Timing: 7244ms Timing: 8135ms

Code:

#include <iostream> #include <cstdint> #define WIN32_LEAN_AND_MEAN #include <Windows.h> #include <MMSystem.h> #pragma comment(lib, "winmm.lib") bool InitMMTimer(UINT wTimerRes); void DestroyMMTimer(UINT wTimerRes, bool init); using namespace std; ...

Yes there is a bug in my code, but that wouldn't change anything much seriously. I didn't say your assessment is wrong. If you actually has to run this set of codes for 2millions time, I'm sure you will get some benefit.

The bigger question is the assessment from source code is not equivalent to what truly happens on the opcode level. Things can change radically depending on optimisation and chipset architecture. Try even the first level optimisation and it starts to give way.

AnimeNewbie · Oct 30, 2013

davidktw said:
The bigger question is the assessment from source code is not equivalent to what truly happens on the opcode level. Things can change radically depending on optimisation and chipset architecture. Try even the first level optimisation and it starts to give way.

This is the assembly code + source code from the Visual C++ compiler.

Code:

?findMax1@@YAHXZ PROC					; findMax1, COMDAT

; 19   : int findMax1() {

	push	ebp
	mov	ebp, esp
	sub	esp, 8

; 20   : 	int x, y;
; 21   : 	x = 3; y = 4;

	mov	DWORD PTR _x$[ebp], 3
	mov	DWORD PTR _y$[ebp], 4

; 22   : 	if (x > y)

	mov	eax, DWORD PTR _x$[ebp]
	cmp	eax, DWORD PTR _y$[ebp]
	jle	SHORT $LN2@findMax1

; 23   : 		return x;

	mov	eax, DWORD PTR _x$[ebp]
	jmp	SHORT $LN3@findMax1

; 24   : 	else

	jmp	SHORT $LN3@findMax1
$LN2@findMax1:

; 25   : 		return y;

	mov	eax, DWORD PTR _y$[ebp]
$LN3@findMax1:

; 26   : }

	mov	esp, ebp
	pop	ebp
	ret	0
?findMax1@@YAHXZ ENDP					; findMax1

============================================
?findMax2@@YAHXZ PROC					; findMax2, COMDAT

; 29   : int findMax2() {

	push	ebp
	mov	ebp, esp
	sub	esp, 12					; 0000000cH

; 30   : 	int x, y, maxNo;
; 31   : 	x = 3; y = 4;

	mov	DWORD PTR _x$[ebp], 3
	mov	DWORD PTR _y$[ebp], 4

; 32   : 	if (x > y)

	mov	eax, DWORD PTR _x$[ebp]
	cmp	eax, DWORD PTR _y$[ebp]
	jle	SHORT $LN2@findMax2

; 33   : 		maxNo = x;

	mov	ecx, DWORD PTR _x$[ebp]
	mov	DWORD PTR _maxNo$[ebp], ecx

; 34   : 	else

	jmp	SHORT $LN1@findMax2
$LN2@findMax2:

; 35   : 		maxNo = y;

	mov	edx, DWORD PTR _y$[ebp]
	mov	DWORD PTR _maxNo$[ebp], edx
$LN1@findMax2:

; 36   : 	return maxNo;

	mov	eax, DWORD PTR _maxNo$[ebp]

; 37   : }

	mov	esp, ebp
	pop	ebp
	ret	0
?findMax2@@YAHXZ ENDP					; findMax2

My source code assessment is the same with the assembly code except for some minor differences.
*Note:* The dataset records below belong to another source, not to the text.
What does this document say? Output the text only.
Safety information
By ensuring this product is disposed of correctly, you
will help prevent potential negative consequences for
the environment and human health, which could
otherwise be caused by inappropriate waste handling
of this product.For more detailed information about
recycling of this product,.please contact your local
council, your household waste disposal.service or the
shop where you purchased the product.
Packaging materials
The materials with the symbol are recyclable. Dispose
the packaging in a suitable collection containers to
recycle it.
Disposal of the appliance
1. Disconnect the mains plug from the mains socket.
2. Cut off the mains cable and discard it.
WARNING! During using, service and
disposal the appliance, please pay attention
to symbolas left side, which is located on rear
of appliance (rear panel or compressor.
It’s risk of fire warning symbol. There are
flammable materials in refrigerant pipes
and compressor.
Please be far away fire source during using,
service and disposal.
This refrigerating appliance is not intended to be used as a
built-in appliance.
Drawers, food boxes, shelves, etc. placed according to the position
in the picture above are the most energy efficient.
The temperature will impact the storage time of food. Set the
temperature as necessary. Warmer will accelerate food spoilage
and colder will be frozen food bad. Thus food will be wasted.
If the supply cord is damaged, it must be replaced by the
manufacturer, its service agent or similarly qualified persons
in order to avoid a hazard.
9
Optimization is off for your code because the compiler detects the for-loop result x is not used, so the for-loop is optimized away. And in benchmarks, you are not supposed to use constants because that would result x86 (Pentium and above) processor to always use the same 'correct' branch prediction.

Optimization skews the result because optimizer can turn version 2 into version 1 or totally avoid the local variables and use registers instead. When you use optimization, all bets are off.

davidktw · Oct 30, 2013

My source code assessment is the same with the assembly code except for some minor differences. Optimization is off for your code because the compiler detects the for-loop result x is not used, so the for-loop is optimized away. And in benchmarks, you are not supposed to use constants because that would result x86 (Pentium and above) processor to always use the same 'correct' branch prediction.

Optimization skews the result because optimizer can turn version 2 into version 1 or totally avoid the local variables and use registers instead. When you use optimization, all bets are off.

That is my point isn't it ? Of course I know version 1 is faster without optimisation. But in real practical development, we don't do without optimisation. That's why the danger of directly translating performance from the source code is a source of error.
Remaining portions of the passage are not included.